Article 7
Les partenaires sociaux rappellent leur attachement au principe d'égalité salariale entre les femmes et les hommes au sein d'un même établissement pour un emploi, des niveaux de responsabilités, une charge de travail et un parcours professionnel de valeur égale.
Au sein de cet établissement sont considérés, notamment, comme de valeur égale les métiers similaires ayant le même coefficient déterminé conformément à l'accord de classification en vigueur, dans la même famille professionnelle (maintenance, production, etc.) telle que définie notamment dans le répertoire des métiers validé par la CNPE du 7 juillet 2010.
L'accord de classification signé le 16 décembre 2004 définissant les différents niveaux de classification en fonction du contenu des emplois est conforme à ce principe et ne peut en aucun cas induire des discriminations entre les femmes et les hommes.

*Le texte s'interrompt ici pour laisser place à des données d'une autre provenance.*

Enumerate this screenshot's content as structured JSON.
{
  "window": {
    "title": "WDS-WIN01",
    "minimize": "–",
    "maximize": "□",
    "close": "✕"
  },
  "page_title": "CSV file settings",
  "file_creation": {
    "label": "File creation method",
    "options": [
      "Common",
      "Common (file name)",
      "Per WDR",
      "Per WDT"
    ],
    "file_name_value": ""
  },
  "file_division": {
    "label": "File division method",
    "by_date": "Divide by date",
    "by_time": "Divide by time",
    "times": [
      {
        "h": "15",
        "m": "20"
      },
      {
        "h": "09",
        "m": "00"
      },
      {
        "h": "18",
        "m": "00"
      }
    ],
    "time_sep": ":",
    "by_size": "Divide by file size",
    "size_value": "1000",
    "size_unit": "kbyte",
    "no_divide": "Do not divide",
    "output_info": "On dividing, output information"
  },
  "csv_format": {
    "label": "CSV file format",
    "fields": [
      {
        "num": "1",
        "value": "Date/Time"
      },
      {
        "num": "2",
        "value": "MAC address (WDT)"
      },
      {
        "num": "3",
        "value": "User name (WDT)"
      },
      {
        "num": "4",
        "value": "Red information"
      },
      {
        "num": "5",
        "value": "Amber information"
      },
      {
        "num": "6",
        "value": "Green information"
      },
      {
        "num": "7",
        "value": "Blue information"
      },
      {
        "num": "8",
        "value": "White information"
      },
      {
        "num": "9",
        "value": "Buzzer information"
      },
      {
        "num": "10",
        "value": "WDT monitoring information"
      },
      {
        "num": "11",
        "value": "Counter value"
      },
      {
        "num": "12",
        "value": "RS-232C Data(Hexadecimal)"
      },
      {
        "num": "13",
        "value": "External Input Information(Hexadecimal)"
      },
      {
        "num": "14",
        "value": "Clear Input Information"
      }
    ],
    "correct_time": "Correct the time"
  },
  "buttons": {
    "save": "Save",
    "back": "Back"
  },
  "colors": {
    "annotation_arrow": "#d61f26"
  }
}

Par rémunération, il faut entendre le salaire de base, les avantages en nature et en espèces et tout accessoire de salaire payé directement ou indirectement par l'employeur au salarié en raison de l'emploi de ce dernier.

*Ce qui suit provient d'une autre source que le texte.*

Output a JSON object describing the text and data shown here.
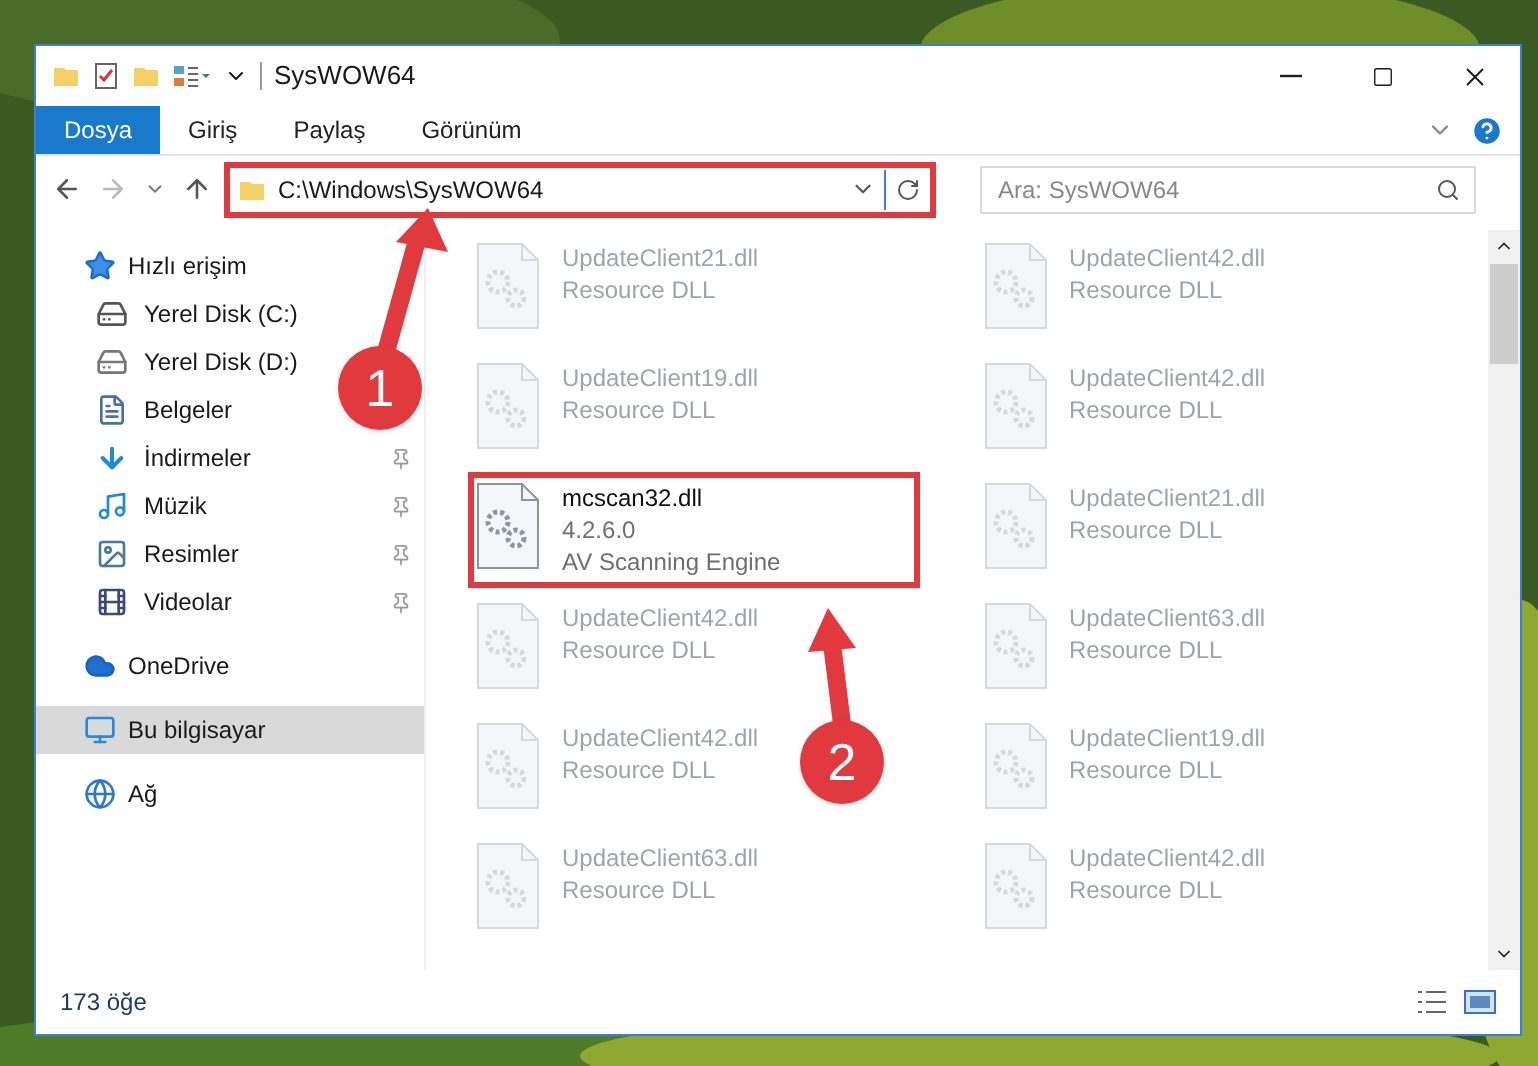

Tout écart de rémunération entre les femmes et les hommes doit être justifié par des raisons objectives professionnelles.
L'égalité salariale entre les hommes et les femmes sera garantie pour des embauches à valeur égale telle que définie au paragraphe 2 du présent article.
La rémunération des salariés à temps partiel tient compte du temps de travail et ne doit pas entraîner de discrimination avec les salariés à temps plein.
Afin de supprimer les écarts éventuels qui pourraient exister dans l'évolution des rémunérations entres les femmes et les hommes en raison de la maternité ou de l'adoption, le code du travail précise que le ou la salariée de retour de congé maternité ou de congé d'adoption doit bénéficier des augmentations générales de rémunération perçues pendant son congé et de la moyenne des augmentations individuelles perçues pendant la durée de son congé par les salariés relevant de la même catégorie professionnelle ou, à défaut, de la moyenne des augmentations individuelles dans l'entreprise.
Les entreprises feront le bilan des éventuels écarts de rémunération constatés à emploi de valeur égale et sans raisons objectives professionnelles pouvant les justifier et engageront des actions correctives afin de parvenir à l'égalité.